Multi-task learning pipeline for prostate cancer classification using the SICAPv2 dataset.
- Multi-label classification for mixed Gleason patterns
- Multi-resolution processing (224x224 + 384x384)
- Transformer-based feature fusion
- Specialized cribriform detection
- Stain normalization
The SICAPv2 dataset is located in data/SICAPv2/ with the following structure:
data/SICAPv2/
├── images/ # 18,783 histology patch images (512x512, 10X magnification)
├── masks/ # Corresponding annotation masks
├── partition/
│ ├── Test/ # Train/test split files
│ └── Validation/ # Cross-validation folds (Val1-Val4)
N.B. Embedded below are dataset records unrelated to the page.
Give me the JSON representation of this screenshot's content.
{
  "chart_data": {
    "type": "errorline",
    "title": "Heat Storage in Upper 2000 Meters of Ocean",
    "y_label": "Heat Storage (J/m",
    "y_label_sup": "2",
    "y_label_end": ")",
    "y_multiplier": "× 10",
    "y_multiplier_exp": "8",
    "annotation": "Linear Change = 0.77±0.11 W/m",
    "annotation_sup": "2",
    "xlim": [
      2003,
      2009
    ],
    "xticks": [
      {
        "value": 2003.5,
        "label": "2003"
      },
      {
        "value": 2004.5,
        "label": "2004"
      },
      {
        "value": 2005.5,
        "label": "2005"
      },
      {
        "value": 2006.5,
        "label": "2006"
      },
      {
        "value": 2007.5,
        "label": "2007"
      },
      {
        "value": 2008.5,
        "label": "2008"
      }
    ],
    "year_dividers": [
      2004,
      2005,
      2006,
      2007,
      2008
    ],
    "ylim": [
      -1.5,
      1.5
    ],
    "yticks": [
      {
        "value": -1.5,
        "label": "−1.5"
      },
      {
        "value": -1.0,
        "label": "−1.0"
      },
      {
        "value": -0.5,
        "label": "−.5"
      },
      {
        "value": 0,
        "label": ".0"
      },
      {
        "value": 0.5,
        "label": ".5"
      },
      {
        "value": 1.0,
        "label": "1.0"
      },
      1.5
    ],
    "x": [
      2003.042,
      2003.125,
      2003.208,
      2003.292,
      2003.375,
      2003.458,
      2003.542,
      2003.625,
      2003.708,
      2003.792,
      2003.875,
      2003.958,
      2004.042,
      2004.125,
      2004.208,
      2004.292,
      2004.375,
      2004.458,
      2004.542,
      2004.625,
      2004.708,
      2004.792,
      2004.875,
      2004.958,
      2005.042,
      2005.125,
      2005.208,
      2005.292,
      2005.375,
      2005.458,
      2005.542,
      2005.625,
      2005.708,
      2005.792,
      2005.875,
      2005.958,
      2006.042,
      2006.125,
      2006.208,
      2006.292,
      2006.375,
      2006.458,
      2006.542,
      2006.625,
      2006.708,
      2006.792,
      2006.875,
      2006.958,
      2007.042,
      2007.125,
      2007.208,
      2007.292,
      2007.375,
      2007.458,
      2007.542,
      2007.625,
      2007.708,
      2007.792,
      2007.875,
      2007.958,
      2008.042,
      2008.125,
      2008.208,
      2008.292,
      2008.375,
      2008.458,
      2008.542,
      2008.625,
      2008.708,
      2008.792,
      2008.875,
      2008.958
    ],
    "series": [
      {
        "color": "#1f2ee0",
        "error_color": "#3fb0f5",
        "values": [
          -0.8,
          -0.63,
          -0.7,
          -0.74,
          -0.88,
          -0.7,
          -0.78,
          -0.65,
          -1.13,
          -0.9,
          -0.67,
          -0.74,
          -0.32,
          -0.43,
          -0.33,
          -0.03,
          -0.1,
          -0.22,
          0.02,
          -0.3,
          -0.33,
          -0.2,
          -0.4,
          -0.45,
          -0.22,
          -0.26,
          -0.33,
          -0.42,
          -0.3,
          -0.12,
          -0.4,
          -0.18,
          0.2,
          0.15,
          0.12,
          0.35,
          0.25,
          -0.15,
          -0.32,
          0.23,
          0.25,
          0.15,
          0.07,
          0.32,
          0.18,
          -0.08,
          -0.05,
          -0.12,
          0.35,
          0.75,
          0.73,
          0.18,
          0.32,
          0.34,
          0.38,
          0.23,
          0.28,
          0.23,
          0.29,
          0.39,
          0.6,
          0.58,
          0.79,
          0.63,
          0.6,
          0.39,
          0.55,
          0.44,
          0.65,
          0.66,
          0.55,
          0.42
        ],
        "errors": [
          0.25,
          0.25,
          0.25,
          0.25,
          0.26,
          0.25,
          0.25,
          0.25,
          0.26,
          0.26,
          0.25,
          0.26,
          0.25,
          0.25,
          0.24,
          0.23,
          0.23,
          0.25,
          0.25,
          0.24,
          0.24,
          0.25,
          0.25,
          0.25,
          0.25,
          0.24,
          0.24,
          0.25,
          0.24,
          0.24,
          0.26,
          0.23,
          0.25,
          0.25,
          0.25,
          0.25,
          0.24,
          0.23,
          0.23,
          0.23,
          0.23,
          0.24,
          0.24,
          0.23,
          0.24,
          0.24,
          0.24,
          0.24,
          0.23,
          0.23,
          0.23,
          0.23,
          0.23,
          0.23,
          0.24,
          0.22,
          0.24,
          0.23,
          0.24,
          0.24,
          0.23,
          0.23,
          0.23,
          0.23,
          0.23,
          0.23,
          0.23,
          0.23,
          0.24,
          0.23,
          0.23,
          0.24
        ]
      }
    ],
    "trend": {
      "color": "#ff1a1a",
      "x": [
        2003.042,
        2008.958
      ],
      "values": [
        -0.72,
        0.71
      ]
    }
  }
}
├── wsi_labels.xlsx # WSI-level Gleason scores
└── readme.txt # Dataset documentation
- Setup virtual environment:
python3 -m venv venv
source venv/bin/activate
pip install -r requirements.txt- Test the setup:
python test_imports.py- Run training:
python main.py- Total samples: 18,783 patches (512×512 pixels)
- Magnification: 10X
- Labels: Multi-label classification (NC, G3, G4, G5, G4C)
- Cribriform detection: Specialized detection for G4C patterns
- Cross-validation: 4-fold patient-based splits available
Results and model checkpoints will be saved to SICAPv2_results/ directory.